The Ladies were not alone in
their pursuit of retreat, even if Dr. Johnson, cultural arbiter of the age, decried such fashionable rustication as “Civil suicide.” He replied, famously and tartly, to James Boswell’s question on the topic, “Why, Sir, you find no man, at all intellectual, who is willing to leave London. No, Sir, when a man is tired of London, he is tired of life; for there is in London all that life can afford.” I had seen the tired-of-London/tired-of-life remark on tea mugs in souvenir shops near Big Ben.
This was the period when Marie Antoinette and her set were dressing up in faux farm frocks while she played shepherdess at her hameau at Petit Trianon, never imagining that barely a decade later she would be delivered to her beheading in a tumbrel, a farm cart whose usual purpose was for unloading manure in the fields.
There was a political echo of Montaigne’s age in the Ladies’ life as well—his age of Reformation and Counter-Reformation, wars and burned flesh, heads on pikes, and their age of the French Revolution and the subsequent Terror, another harvest of heads and body parts.

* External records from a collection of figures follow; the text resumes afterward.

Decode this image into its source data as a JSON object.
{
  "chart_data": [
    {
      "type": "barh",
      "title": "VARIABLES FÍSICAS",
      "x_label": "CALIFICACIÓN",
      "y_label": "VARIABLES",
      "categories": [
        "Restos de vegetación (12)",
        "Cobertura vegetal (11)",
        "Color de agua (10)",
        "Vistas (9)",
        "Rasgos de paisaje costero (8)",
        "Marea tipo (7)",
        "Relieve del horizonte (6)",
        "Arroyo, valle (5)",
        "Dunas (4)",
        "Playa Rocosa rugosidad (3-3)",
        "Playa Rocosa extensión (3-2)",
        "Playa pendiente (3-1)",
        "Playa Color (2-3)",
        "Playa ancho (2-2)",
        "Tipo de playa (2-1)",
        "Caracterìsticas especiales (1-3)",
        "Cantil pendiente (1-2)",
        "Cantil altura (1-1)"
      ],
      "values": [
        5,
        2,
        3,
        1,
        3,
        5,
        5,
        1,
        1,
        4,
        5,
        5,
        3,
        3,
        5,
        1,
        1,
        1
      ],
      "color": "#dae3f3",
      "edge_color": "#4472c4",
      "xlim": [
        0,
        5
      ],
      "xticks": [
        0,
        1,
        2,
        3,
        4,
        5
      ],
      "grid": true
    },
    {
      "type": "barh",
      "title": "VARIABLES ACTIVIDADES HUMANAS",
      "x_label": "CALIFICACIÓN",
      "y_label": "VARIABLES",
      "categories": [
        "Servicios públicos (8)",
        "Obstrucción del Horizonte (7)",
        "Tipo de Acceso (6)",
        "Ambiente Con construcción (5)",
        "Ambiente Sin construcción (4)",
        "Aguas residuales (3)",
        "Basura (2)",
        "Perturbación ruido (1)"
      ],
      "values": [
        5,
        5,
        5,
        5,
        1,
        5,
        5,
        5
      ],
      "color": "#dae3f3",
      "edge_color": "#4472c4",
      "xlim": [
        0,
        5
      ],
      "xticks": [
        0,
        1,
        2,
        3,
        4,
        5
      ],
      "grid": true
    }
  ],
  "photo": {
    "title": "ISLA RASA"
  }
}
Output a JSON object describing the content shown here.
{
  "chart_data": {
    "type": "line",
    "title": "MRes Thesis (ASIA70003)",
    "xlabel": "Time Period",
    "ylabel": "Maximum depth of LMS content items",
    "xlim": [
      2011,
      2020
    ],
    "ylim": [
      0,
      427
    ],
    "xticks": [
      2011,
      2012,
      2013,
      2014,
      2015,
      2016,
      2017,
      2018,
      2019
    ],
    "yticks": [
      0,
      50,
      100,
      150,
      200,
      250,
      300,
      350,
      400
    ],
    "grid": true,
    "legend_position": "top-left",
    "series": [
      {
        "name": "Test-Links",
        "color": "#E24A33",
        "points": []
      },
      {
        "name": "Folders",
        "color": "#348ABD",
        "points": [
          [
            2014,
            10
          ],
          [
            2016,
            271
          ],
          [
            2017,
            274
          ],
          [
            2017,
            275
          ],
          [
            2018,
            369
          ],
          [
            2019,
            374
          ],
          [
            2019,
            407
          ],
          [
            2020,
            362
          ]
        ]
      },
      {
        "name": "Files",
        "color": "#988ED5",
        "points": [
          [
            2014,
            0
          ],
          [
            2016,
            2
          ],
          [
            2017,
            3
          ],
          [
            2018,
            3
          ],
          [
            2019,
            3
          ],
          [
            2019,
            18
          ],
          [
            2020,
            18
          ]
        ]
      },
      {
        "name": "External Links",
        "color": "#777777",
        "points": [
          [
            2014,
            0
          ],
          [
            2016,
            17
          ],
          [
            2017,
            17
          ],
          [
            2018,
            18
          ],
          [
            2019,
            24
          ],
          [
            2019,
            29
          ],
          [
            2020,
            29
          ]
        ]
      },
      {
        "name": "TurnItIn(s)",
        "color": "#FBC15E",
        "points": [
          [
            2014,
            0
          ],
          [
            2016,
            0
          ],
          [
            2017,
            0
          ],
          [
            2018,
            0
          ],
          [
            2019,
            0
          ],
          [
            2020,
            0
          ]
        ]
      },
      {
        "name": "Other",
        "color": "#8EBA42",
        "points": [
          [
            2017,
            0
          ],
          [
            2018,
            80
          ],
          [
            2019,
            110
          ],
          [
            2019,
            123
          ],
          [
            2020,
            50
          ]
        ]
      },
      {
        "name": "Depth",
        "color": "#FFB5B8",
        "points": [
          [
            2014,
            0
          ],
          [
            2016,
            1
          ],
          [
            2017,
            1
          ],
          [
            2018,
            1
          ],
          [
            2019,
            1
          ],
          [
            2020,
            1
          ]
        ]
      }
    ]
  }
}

Fevered certainties padding the way to unquestioned cruelties.
The French Revolution made the Ladies shudder—perhaps especially Catholic Eleanor, who had been educated by French nuns (you and your nuns!) at a convent boarding school in Cambrai, founded by a descendant of the martyred Sir Thomas More, a typical education for a Catholic aristo in Anglo-Ireland. Eleanor certainly would have heard of the murders (the martyrdoms) of Blessed Madeleine Fontaine and her small band of Sisters of Charity in June 1794 in Arras, barely thirty miles from Cambrai. The nuns went to the guillotine singing the Ave Maris Stella.
But before the déluge of the Revolution, the Ladies shared with Marie Antoinette a taste for rural life—what they imagined and arranged for it to be. They took their cue from Rousseau. Lady Eleanor seems not to have carried her Catholicism from Ireland to Wales. But she harbored a Francophile soul of the ancien régime sort, including this passion for pastoral life.